Bu hayal uzun zaman önce kurulmuş, Ceyhan Bölgesi enerji merkezi olması için planlanmıştı. Son yıllarda Kuzey Irak’tan ithalat arttırılmış, petrol sahaları alınmış, gaz rezerv potansiyeli çalışmaları başlamıştı. Türkiye’nin uluslararası enerji üretimi gücünü arttırmak için TEC şirketinin kuruluşu da bu amaca dönüktü. Yine son dönemde Kerkük ve Musul valileri ile enerjiye ilişkin yakın temaslar kurulmuştu. Yaşanan K. Irak referandumu sürecinin, bölgede Türkiye’nin enerji açısından da güç kaybını beraberinde getirdiği çok açık. K. Irak yönetimi Kerkük’te hâkimken, resmi olmasa da fiili olarak, bölgede enerji kaynaklarının ortak kullanımı açısından ciddi adımlar atıldığını, sektöre yakın herkes biliyor. Bunun için Irak merkezi yönetimi ile çatışma bile göze alınmıştı.
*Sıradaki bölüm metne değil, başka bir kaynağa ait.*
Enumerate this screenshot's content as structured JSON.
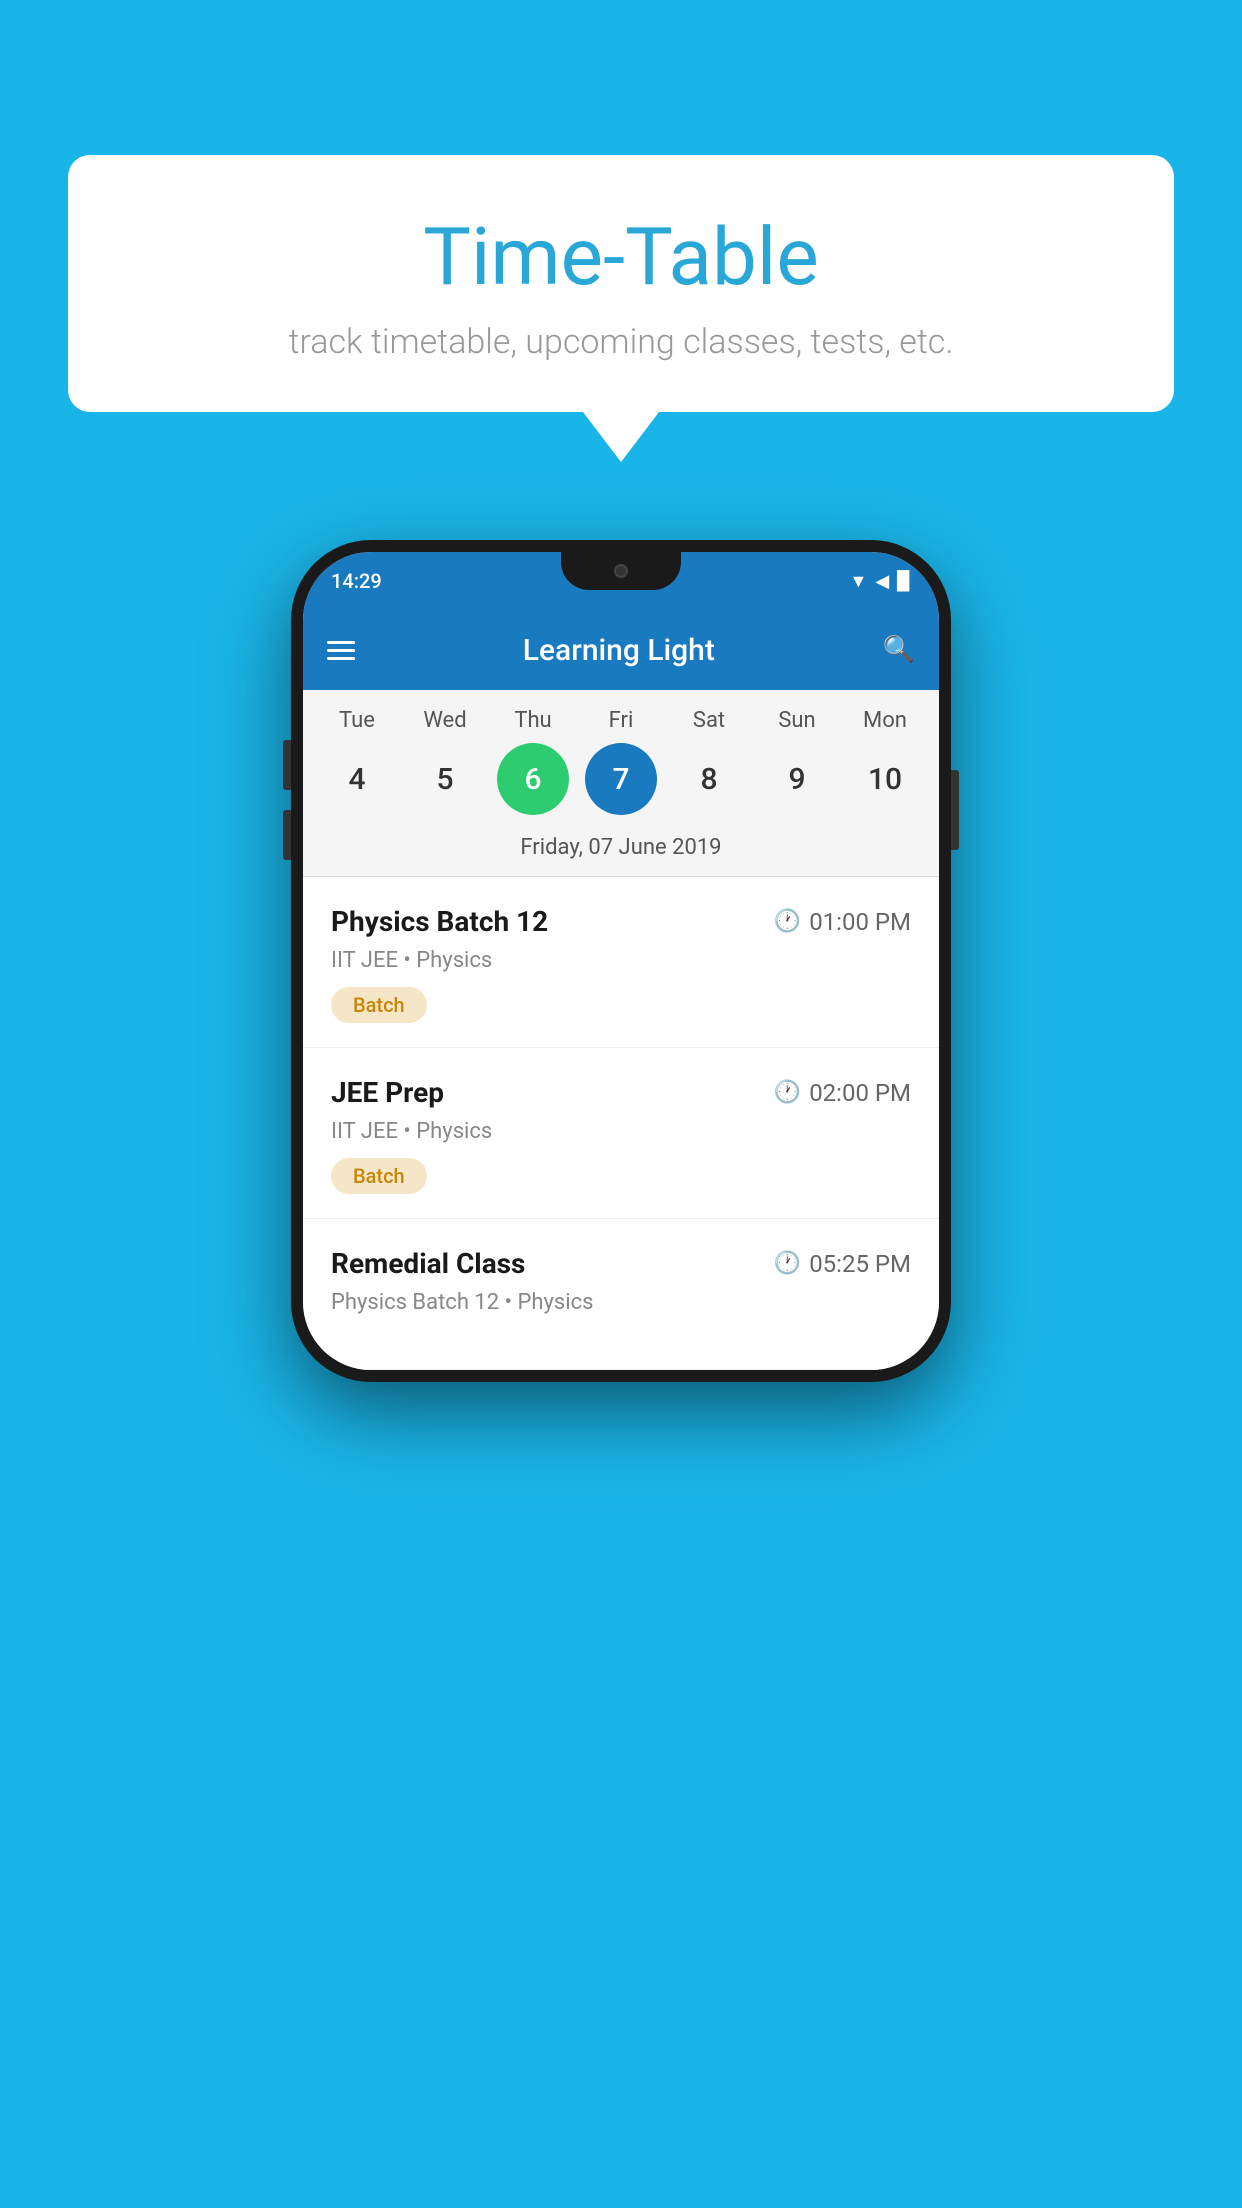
{
  "background_color": "#1ab5e8",
  "speech_bubble": {
    "title": "Time-Table",
    "subtitle": "track timetable, upcoming classes, tests, etc."
  },
  "phone": {
    "status_bar": {
      "time": "14:29"
    },
    "app_header": {
      "title": "Learning Light"
    },
    "calendar": {
      "days": [
        {
          "name": "Tue",
          "number": "4",
          "state": "normal"
        },
        {
          "name": "Wed",
          "number": "5",
          "state": "normal"
        },
        {
          "name": "Thu",
          "number": "6",
          "state": "today"
        },
        {
          "name": "Fri",
          "number": "7",
          "state": "selected"
        },
        {
          "name": "Sat",
          "number": "8",
          "state": "normal"
        },
        {
          "name": "Sun",
          "number": "9",
          "state": "normal"
        },
        {
          "name": "Mon",
          "number": "10",
          "state": "normal"
        }
      ],
      "selected_date_label": "Friday, 07 June 2019"
    },
    "classes": [
      {
        "name": "Physics Batch 12",
        "time": "01:00 PM",
        "subject": "IIT JEE • Physics",
        "badge": "Batch"
      },
      {
        "name": "JEE Prep",
        "time": "02:00 PM",
        "subject": "IIT JEE • Physics",
        "badge": "Batch"
      },
      {
        "name": "Remedial Class",
        "time": "05:25 PM",
        "subject": "Physics Batch 12 • Physics",
        "badge": null
      }
    ]
  }
}
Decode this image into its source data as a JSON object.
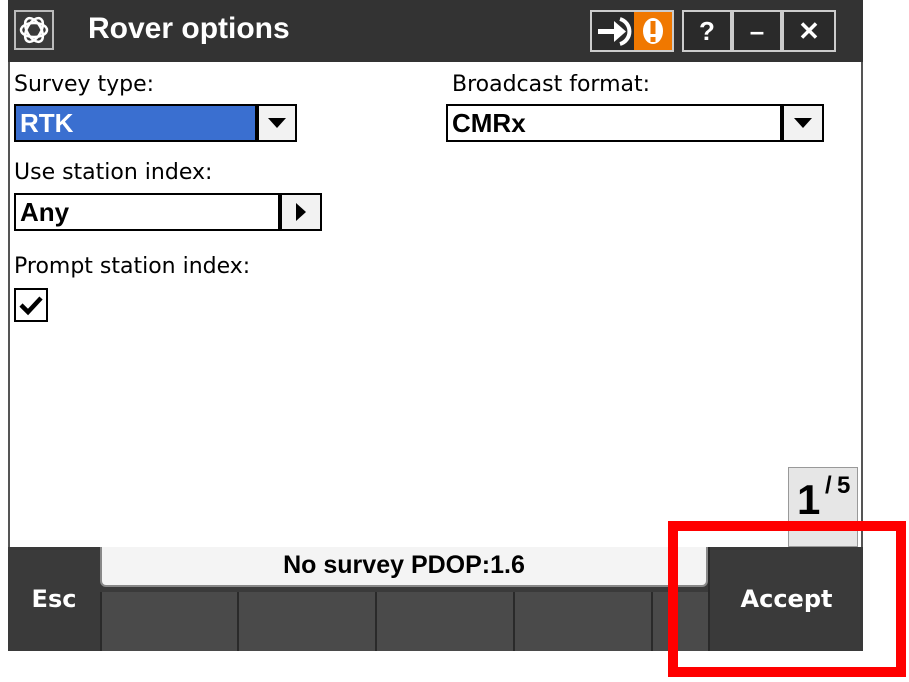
{
  "window": {
    "title": "Rover options",
    "icons": {
      "app": "trimble-logo-icon",
      "connect": "arrow-right-icon",
      "alert": "exclamation-icon"
    },
    "help_label": "?",
    "minimize_label": "–",
    "close_label": "✕"
  },
  "form": {
    "survey_type": {
      "label": "Survey type:",
      "value": "RTK"
    },
    "broadcast_format": {
      "label": "Broadcast format:",
      "value": "CMRx"
    },
    "station_index": {
      "label": "Use station index:",
      "value": "Any"
    },
    "prompt_station_index": {
      "label": "Prompt station index:",
      "checked": true
    }
  },
  "pager": {
    "current": "1",
    "total": "5"
  },
  "statusbar": {
    "text": "No survey  PDOP:1.6"
  },
  "softkeys": {
    "esc": "Esc",
    "accept": "Accept"
  },
  "colors": {
    "selection": "#3a6fd0",
    "titlebar": "#333333",
    "alert": "#f07800",
    "highlight": "#ff0000"
  }
}
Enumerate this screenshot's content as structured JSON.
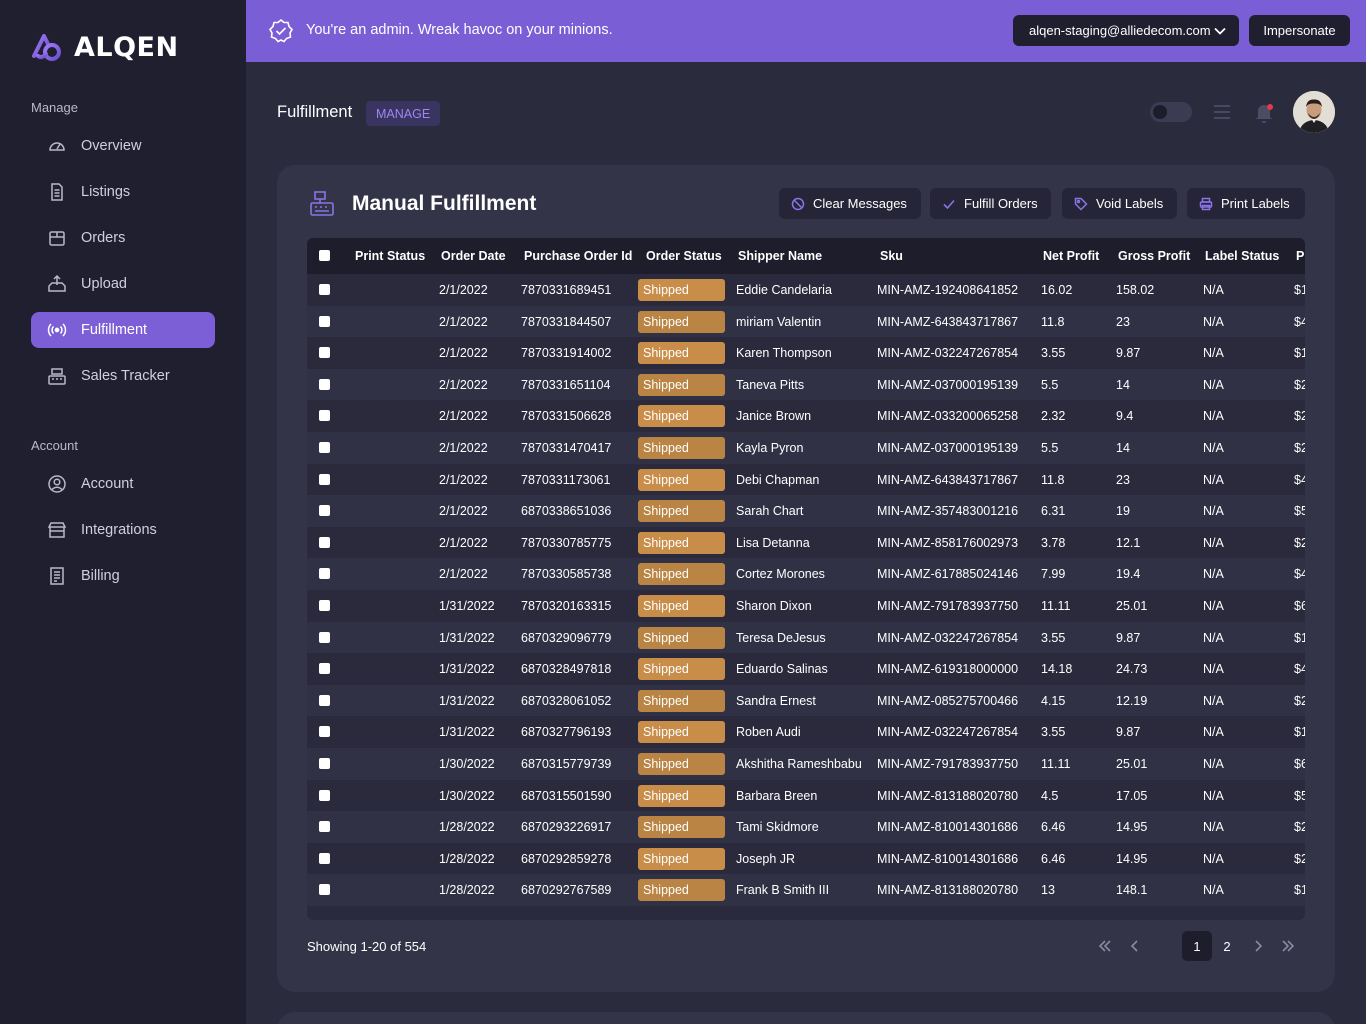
{
  "brand": {
    "name": "ALQEN"
  },
  "sidebar": {
    "manage_label": "Manage",
    "account_label": "Account",
    "manage_items": [
      {
        "label": "Overview",
        "icon": "gauge-icon"
      },
      {
        "label": "Listings",
        "icon": "document-icon"
      },
      {
        "label": "Orders",
        "icon": "box-icon"
      },
      {
        "label": "Upload",
        "icon": "upload-icon"
      },
      {
        "label": "Fulfillment",
        "icon": "broadcast-icon",
        "active": true
      },
      {
        "label": "Sales Tracker",
        "icon": "register-icon"
      }
    ],
    "account_items": [
      {
        "label": "Account",
        "icon": "user-circle-icon"
      },
      {
        "label": "Integrations",
        "icon": "store-icon"
      },
      {
        "label": "Billing",
        "icon": "receipt-icon"
      }
    ]
  },
  "banner": {
    "message": "You're an admin. Wreak havoc on your minions.",
    "env": "alqen-staging@alliedecom.com",
    "impersonate_label": "Impersonate"
  },
  "header": {
    "title": "Fulfillment",
    "badge": "MANAGE"
  },
  "card": {
    "title": "Manual Fulfillment",
    "buttons": {
      "clear": "Clear Messages",
      "fulfill": "Fulfill Orders",
      "void": "Void Labels",
      "print": "Print Labels"
    }
  },
  "table": {
    "columns": [
      "Print Status",
      "Order Date",
      "Purchase Order Id",
      "Order Status",
      "Shipper Name",
      "Sku",
      "Net Profit",
      "Gross Profit",
      "Label Status",
      "P"
    ],
    "rows": [
      {
        "date": "2/1/2022",
        "po": "7870331689451",
        "status": "Shipped",
        "shipper": "Eddie Candelaria",
        "sku": "MIN-AMZ-192408641852",
        "net": "16.02",
        "gross": "158.02",
        "label": "N/A",
        "p": "$1"
      },
      {
        "date": "2/1/2022",
        "po": "7870331844507",
        "status": "Shipped",
        "shipper": "miriam Valentin",
        "sku": "MIN-AMZ-643843717867",
        "net": "11.8",
        "gross": "23",
        "label": "N/A",
        "p": "$4"
      },
      {
        "date": "2/1/2022",
        "po": "7870331914002",
        "status": "Shipped",
        "shipper": "Karen Thompson",
        "sku": "MIN-AMZ-032247267854",
        "net": "3.55",
        "gross": "9.87",
        "label": "N/A",
        "p": "$1"
      },
      {
        "date": "2/1/2022",
        "po": "7870331651104",
        "status": "Shipped",
        "shipper": "Taneva Pitts",
        "sku": "MIN-AMZ-037000195139",
        "net": "5.5",
        "gross": "14",
        "label": "N/A",
        "p": "$2"
      },
      {
        "date": "2/1/2022",
        "po": "7870331506628",
        "status": "Shipped",
        "shipper": "Janice Brown",
        "sku": "MIN-AMZ-033200065258",
        "net": "2.32",
        "gross": "9.4",
        "label": "N/A",
        "p": "$2"
      },
      {
        "date": "2/1/2022",
        "po": "7870331470417",
        "status": "Shipped",
        "shipper": "Kayla Pyron",
        "sku": "MIN-AMZ-037000195139",
        "net": "5.5",
        "gross": "14",
        "label": "N/A",
        "p": "$2"
      },
      {
        "date": "2/1/2022",
        "po": "7870331173061",
        "status": "Shipped",
        "shipper": "Debi Chapman",
        "sku": "MIN-AMZ-643843717867",
        "net": "11.8",
        "gross": "23",
        "label": "N/A",
        "p": "$4"
      },
      {
        "date": "2/1/2022",
        "po": "6870338651036",
        "status": "Shipped",
        "shipper": "Sarah Chart",
        "sku": "MIN-AMZ-357483001216",
        "net": "6.31",
        "gross": "19",
        "label": "N/A",
        "p": "$5"
      },
      {
        "date": "2/1/2022",
        "po": "7870330785775",
        "status": "Shipped",
        "shipper": "Lisa Detanna",
        "sku": "MIN-AMZ-858176002973",
        "net": "3.78",
        "gross": "12.1",
        "label": "N/A",
        "p": "$2"
      },
      {
        "date": "2/1/2022",
        "po": "7870330585738",
        "status": "Shipped",
        "shipper": "Cortez Morones",
        "sku": "MIN-AMZ-617885024146",
        "net": "7.99",
        "gross": "19.4",
        "label": "N/A",
        "p": "$4"
      },
      {
        "date": "1/31/2022",
        "po": "7870320163315",
        "status": "Shipped",
        "shipper": "Sharon Dixon",
        "sku": "MIN-AMZ-791783937750",
        "net": "11.11",
        "gross": "25.01",
        "label": "N/A",
        "p": "$6"
      },
      {
        "date": "1/31/2022",
        "po": "6870329096779",
        "status": "Shipped",
        "shipper": "Teresa DeJesus",
        "sku": "MIN-AMZ-032247267854",
        "net": "3.55",
        "gross": "9.87",
        "label": "N/A",
        "p": "$1"
      },
      {
        "date": "1/31/2022",
        "po": "6870328497818",
        "status": "Shipped",
        "shipper": "Eduardo Salinas",
        "sku": "MIN-AMZ-619318000000",
        "net": "14.18",
        "gross": "24.73",
        "label": "N/A",
        "p": "$4"
      },
      {
        "date": "1/31/2022",
        "po": "6870328061052",
        "status": "Shipped",
        "shipper": "Sandra Ernest",
        "sku": "MIN-AMZ-085275700466",
        "net": "4.15",
        "gross": "12.19",
        "label": "N/A",
        "p": "$2"
      },
      {
        "date": "1/31/2022",
        "po": "6870327796193",
        "status": "Shipped",
        "shipper": "Roben Audi",
        "sku": "MIN-AMZ-032247267854",
        "net": "3.55",
        "gross": "9.87",
        "label": "N/A",
        "p": "$1"
      },
      {
        "date": "1/30/2022",
        "po": "6870315779739",
        "status": "Shipped",
        "shipper": "Akshitha Rameshbabu",
        "sku": "MIN-AMZ-791783937750",
        "net": "11.11",
        "gross": "25.01",
        "label": "N/A",
        "p": "$6"
      },
      {
        "date": "1/30/2022",
        "po": "6870315501590",
        "status": "Shipped",
        "shipper": "Barbara Breen",
        "sku": "MIN-AMZ-813188020780",
        "net": "4.5",
        "gross": "17.05",
        "label": "N/A",
        "p": "$5"
      },
      {
        "date": "1/28/2022",
        "po": "6870293226917",
        "status": "Shipped",
        "shipper": "Tami Skidmore",
        "sku": "MIN-AMZ-810014301686",
        "net": "6.46",
        "gross": "14.95",
        "label": "N/A",
        "p": "$2"
      },
      {
        "date": "1/28/2022",
        "po": "6870292859278",
        "status": "Shipped",
        "shipper": "Joseph JR",
        "sku": "MIN-AMZ-810014301686",
        "net": "6.46",
        "gross": "14.95",
        "label": "N/A",
        "p": "$2"
      },
      {
        "date": "1/28/2022",
        "po": "6870292767589",
        "status": "Shipped",
        "shipper": "Frank B Smith III",
        "sku": "MIN-AMZ-813188020780",
        "net": "13",
        "gross": "148.1",
        "label": "N/A",
        "p": "$1"
      }
    ]
  },
  "pagination": {
    "showing": "Showing 1-20 of 554",
    "pages": [
      "1",
      "2"
    ],
    "current": "1"
  },
  "colors": {
    "accent": "#7c5fd6",
    "banner": "#7a5ed6",
    "sidebar": "#1f1f30",
    "status_shipped": "#c98d4a"
  }
}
K. Irak referandum sürecini değerlendiren enerji kaynakları,“Türkiye’nin haklı olarak bu referanduma karşı çıktığını ancak verilen tepkinin abartıldığını ve enerji arz güvenliği açısından olumsuz gelişmelere neden olduğu” görüşündeler. Örneğin; Irak merkezi yönetimiyle ortak askeri gösterilere kadar varan yakınlığın, bundan sora işin düzeltilmesini engelleyebileceğini söylüyorlar. Türkiye’nin Irak ile Paris’te devam eden milyarlarca dolarlık tahkim davası bulunduğunu, bu nedenle Merkezi yönetime taviz vermiş olabileceğini kaydeden uzmanlar, ancak Irak’ın bu davadan vazgeçtiğine ilişkin bir işaretin, kurulan yakınlığa rağmen hâlâ alınamadığını söylüyorlar.
Irak merkezi yönetiminin Kerkük’e hâkim olduktan sonra yaptığı ilk açıklamanın Ceyhan’a aktarılan petrolü, İran’a yeni bir boru hattıyla aktarmak olduğunu hatırlatan uzmanlar, Türkiye’nin bölgeden gelen petrolü kaybetme tehlikesi yaşadığını söylüyorlar. Hâlâ bölgeden Türkiye’ye, miktarı çok azalmasına rağmen, bir akış bulunduğu belirtilirken, Irak merkezi yönetimi ile K. Irak arasında bir anlaşma sağlanamadığı takdirde bu akışın yakında durabileceği belirtiliyor. Çünkü K. Irak yönetimi petrol çıkaran şirketlere bir miktar para vermeye devam ediyor ama yakında bu paranın da ödenemez hale gelmesinden korkuluyor. Bu takdirde özel şirketler üretimi durdurmak zorunda kalacaklar.
DOĞU AKDENİZ GAZI DA TEHLİKEDE
Sadece K. Irak değil yeni bulunan Doğu Akdeniz gazının Türkiye üzerinden Avrupa’ya aktarımı projesi de, enerji merkezi olma hayalleri içinde büyük yer tutuyordu. Geçtiğimiz hafta Kıbrıs Rum kesiminde Mısır, Yunanistan ve Kıbrıs Rum kesimi liderleri bir araya gelerek, gazın denizin altından Yunanistan’a boru hattıyla getirilip buradan Avrupa’ya sevki konusunda ön anlaşmaya vardılar. Bu proje hayata geçerse Türkiye devre dışı kalmış olacak. Halbuki Türkiye’nin kavgalı olduğu İsrail ile yeniden barışmasında bu projenin büyük rolü olduğunu herkes biliyor. Deniz altından geçecek boru hattı karadan yani Türkiye’den geçecek hatta kıyasla, neredeyse iki kat maliyetli. Ancak Doğu Akdeniz gazının hepsi yani İsrail gazı da ortak projede birleştirilirse, yapılmayacak bir proje değil. Bu noktada da AB ilişkileri ve Mısır’la aramızın kötü olması en büyük etkenler.
Özetle; Türkiye’nin dış politikasının ülkenin ekonomik ve güvenlik çıkarlarını tehlikeye atmayacak biçimde yürütülmesi gerekiyor.